“MİMLENMİŞ” SATIRLAR-1
“Ateş tecrübeleri”

Ali Dedeoğlu

“CEHALET EN büyük özgürlüktür” diyor ilk çağlarda yaşamış filozoflardan biri. Nerede okuduğumu hatırlayamadığım bu cümle, ilk okuduğumdan beri zihnimin bir köşesinde saklanırken, her hatırlayışımda beni ziyadesiyle düşünceye daldırır.

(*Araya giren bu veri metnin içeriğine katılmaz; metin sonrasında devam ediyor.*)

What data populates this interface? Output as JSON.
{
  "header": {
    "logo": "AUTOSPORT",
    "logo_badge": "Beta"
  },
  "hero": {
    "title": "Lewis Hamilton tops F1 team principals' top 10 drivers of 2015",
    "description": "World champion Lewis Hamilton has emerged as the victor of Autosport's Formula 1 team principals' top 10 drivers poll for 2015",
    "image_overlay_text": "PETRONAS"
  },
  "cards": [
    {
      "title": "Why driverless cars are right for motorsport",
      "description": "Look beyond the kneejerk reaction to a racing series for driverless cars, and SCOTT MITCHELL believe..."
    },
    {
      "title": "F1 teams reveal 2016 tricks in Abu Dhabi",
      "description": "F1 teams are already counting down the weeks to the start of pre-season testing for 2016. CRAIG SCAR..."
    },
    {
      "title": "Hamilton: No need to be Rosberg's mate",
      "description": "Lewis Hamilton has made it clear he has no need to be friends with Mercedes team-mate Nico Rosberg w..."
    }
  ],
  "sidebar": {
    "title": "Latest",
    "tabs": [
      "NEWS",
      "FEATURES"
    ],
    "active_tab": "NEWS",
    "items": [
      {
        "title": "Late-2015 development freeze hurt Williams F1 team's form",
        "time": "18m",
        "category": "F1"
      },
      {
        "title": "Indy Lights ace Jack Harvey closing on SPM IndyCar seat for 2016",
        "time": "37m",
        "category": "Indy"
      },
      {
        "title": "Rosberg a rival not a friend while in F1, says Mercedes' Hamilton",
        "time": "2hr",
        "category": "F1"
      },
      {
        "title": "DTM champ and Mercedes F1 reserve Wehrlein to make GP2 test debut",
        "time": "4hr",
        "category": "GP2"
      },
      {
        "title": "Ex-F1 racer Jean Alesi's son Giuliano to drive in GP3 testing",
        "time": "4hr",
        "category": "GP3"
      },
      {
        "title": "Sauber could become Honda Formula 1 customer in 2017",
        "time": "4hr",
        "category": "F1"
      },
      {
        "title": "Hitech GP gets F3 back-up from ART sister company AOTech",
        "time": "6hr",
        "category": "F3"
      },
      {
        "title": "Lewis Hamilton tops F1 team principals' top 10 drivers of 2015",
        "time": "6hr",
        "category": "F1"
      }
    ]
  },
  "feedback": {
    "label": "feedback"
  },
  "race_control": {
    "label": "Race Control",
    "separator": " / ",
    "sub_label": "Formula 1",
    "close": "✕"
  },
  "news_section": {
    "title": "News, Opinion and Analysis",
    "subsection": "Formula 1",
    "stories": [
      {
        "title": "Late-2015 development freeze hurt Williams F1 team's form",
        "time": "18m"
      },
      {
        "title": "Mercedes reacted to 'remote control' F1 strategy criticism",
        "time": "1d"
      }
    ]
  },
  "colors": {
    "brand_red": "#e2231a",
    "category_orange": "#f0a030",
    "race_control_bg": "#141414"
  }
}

İslam toplumlarının kendilerinin varlık nedeni olan geleneklerinden keskin kopuşları, maalesef bizleri de Batı standartlarına öykünen insanlara çevirdi. Köy odalarının, medreselerin ya da camilerin köşelerinde âlimlerin tadına doyulmaz sohbetleri yok artık dünyamızda. Çocuklarına ve gençlerine birşey veremeyen seleflerimizin gölgesinde bülbüle hasret gül misali kuruduk.

Böylece bir kalemde silinen medreselerle birlikte iyi bir filoloji ve mantık eğitimi veren damar dumura uğratıldı.

Modern zamanlarda yalnızlığımızı ya modern mabetlerin sunduğu imkânlarda ya da kitaplarda arıyoruz şimdilerde. Ben ruhumun nefes alması için daha çok kitapların güleryüzlü iklimine kendimi bıraktım.

Okuduğum kitaplarda benim için önemli gördüğüm satırları bir daha dönüp, yeniden okumak için altlarını çizerim.

Şimdilerde Ahmet Turan Alkan’ın Ötüken Yayınevinden çıkmış “Ateş Tecrübeleri” isimli kitabında altını çizdiğim satırları okuyorum.

İşte bunlardan bazıları:

“Hukuk-ı beşer ya da devletler hukuku diye bildiğimiz şey, yırtıcı orman yasalarının kravatlı hali: Sinek örümceğin, örümcek kurbağanın, kurbağa kertenkelenin, kertenkele farenin, fare kartalın, kartal tilkinin, tilki de aslanın pençesinde.”

“İlkokulda ‘Bir Türk dünyaya bedeldir’ vecizesini, kışlada ‘Ne Mutlu Türk’üm diyene’ aforizmasını ezberledikse de fiiliyatta Türkiye Cumhuriyeti, Devlet-i Aliyye’nin tebaasına bakışını tevarüs etmişti.”

“Yeni milliyetçiliğin temelinde kendi tarafına sevgi duymaktan ziyade, karşı gruptan nefret etme içgüdüsü var”

“Hadis kritikçileri, ellerindeki imkâna nazaran hayli sağlam bir tenkid metodu geliştirdiler; buna ‘cerh ve ta’dil ‘denilmektedir. Cerh, hadis rivayet eden kişinin güvenilir olmadığını araştırmak, ta’dil ise doğru sözlü, güvenilir ve sağlam hafızalı olduğunu ispat etmek anlamlarına gelmektedir.”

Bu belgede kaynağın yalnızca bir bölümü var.